Ultrastructual analysis revealed the cellular interactions of catecholaminergic neurons in the vlPAG

The objective of this experiment was to determine the ultrastructural features of catecholaminergic neurons in vlPAG as well as their interactions with other neurons. Electron microscopy revealed TH-ir in both pre- and postsynaptic structures (Fig. 4), including somata (Fig. 4A) and axon terminals (Fig. 4B). TH-ir was observed most frequently in dendrites (Fig. 3C) and axon terminals (Table 1). TH-ir dendrites were typically contacted by unlabeled axon terminals (60%, n=36; Table 1; Fig. 4C).

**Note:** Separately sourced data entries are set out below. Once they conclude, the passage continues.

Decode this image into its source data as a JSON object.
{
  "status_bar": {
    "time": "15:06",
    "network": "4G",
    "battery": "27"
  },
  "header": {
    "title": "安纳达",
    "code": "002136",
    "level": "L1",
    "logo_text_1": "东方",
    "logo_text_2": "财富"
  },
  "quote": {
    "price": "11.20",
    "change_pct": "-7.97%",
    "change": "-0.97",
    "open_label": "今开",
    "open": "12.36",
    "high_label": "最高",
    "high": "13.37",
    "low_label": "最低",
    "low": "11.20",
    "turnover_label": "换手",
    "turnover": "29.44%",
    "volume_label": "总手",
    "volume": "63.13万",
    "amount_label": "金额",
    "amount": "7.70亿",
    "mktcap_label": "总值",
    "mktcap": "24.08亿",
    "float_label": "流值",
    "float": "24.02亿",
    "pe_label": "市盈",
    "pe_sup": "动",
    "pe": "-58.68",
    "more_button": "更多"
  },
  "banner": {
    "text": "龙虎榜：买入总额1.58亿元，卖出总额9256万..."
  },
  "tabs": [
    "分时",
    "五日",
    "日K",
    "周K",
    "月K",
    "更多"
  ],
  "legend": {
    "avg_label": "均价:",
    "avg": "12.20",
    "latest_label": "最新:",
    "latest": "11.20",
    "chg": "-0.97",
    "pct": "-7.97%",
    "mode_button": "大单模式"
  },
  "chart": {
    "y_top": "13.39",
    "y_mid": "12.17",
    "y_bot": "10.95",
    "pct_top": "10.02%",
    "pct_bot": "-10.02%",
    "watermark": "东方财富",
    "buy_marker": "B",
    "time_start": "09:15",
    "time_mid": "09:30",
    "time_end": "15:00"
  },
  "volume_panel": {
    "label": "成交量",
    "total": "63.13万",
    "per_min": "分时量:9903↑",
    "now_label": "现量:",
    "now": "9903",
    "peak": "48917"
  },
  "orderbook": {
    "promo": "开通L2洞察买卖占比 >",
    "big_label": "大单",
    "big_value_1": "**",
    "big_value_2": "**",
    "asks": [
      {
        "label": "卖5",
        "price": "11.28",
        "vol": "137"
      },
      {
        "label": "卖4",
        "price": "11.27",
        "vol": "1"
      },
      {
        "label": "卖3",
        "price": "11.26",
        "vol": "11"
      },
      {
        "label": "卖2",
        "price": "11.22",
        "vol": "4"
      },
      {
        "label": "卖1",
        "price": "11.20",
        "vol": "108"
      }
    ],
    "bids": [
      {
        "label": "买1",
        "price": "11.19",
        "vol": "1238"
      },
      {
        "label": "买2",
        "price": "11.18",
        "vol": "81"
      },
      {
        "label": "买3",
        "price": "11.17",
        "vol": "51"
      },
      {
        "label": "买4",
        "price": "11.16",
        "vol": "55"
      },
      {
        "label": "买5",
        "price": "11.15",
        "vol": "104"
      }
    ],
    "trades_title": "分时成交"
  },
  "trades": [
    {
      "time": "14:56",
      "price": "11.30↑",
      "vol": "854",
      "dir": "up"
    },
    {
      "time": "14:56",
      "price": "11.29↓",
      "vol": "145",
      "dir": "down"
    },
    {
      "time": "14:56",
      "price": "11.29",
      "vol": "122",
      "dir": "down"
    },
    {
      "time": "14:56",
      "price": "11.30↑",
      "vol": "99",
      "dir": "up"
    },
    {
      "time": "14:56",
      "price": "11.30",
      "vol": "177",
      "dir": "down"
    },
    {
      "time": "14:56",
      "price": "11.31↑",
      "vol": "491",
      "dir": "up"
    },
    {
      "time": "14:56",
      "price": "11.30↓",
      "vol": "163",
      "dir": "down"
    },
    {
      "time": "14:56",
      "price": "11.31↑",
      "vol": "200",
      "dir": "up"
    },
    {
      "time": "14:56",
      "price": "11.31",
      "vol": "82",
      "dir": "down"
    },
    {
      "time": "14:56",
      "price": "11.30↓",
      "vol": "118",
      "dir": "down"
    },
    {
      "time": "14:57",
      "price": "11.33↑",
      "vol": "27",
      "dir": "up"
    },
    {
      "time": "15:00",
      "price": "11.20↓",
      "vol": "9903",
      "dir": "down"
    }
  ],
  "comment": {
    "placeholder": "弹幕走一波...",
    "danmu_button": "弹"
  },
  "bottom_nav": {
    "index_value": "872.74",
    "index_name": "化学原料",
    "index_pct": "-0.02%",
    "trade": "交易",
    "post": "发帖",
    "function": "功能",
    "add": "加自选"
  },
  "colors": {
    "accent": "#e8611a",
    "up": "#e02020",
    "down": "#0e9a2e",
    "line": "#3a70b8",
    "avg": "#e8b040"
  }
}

Unlabeled axon terminals formed appositions (52%, n=31) as well as asymmetric synapses onto TH-ir dendrites (25%, n=15). No symmetric synapses were observed onto TH-ir dendrites from unlabeled axon terminals and 25% (n=15) of TH-ir dendrites did not receive any contacts. TH-ir axon terminals apposed unlabeled postsynaptic profiles (64%, n=23) as well as formed asymmetric synapses (17%, n=6). TH-ir axon terminals did not form symmetric synapses and 19% (n=7) had no contacts. TH-ir dendrites were also in direct contact with unlabeled dendritic profiles (17%, n=10; Table 1; Fig. 4D). To determine if TH-ir dendro-dendritic contacts with unlabeled profiles were a specialization of TH-ir profiles or vlPAG profiles in general, unlabeled dendritic profiles in the vlPAG also were examined. We found that 24% (n=23; Table 1) of vlPAG unlabeled dendritic profiles contacted other unlabeled dendritic profiles (Fig. 4E). These findings suggest that dendro-dendritic appositions are a common feature in vlPAG that is not unique to TH-ir neurons and suggests that these contacts may represent a non-synaptic form of cellular interaction between neurons in this brain region.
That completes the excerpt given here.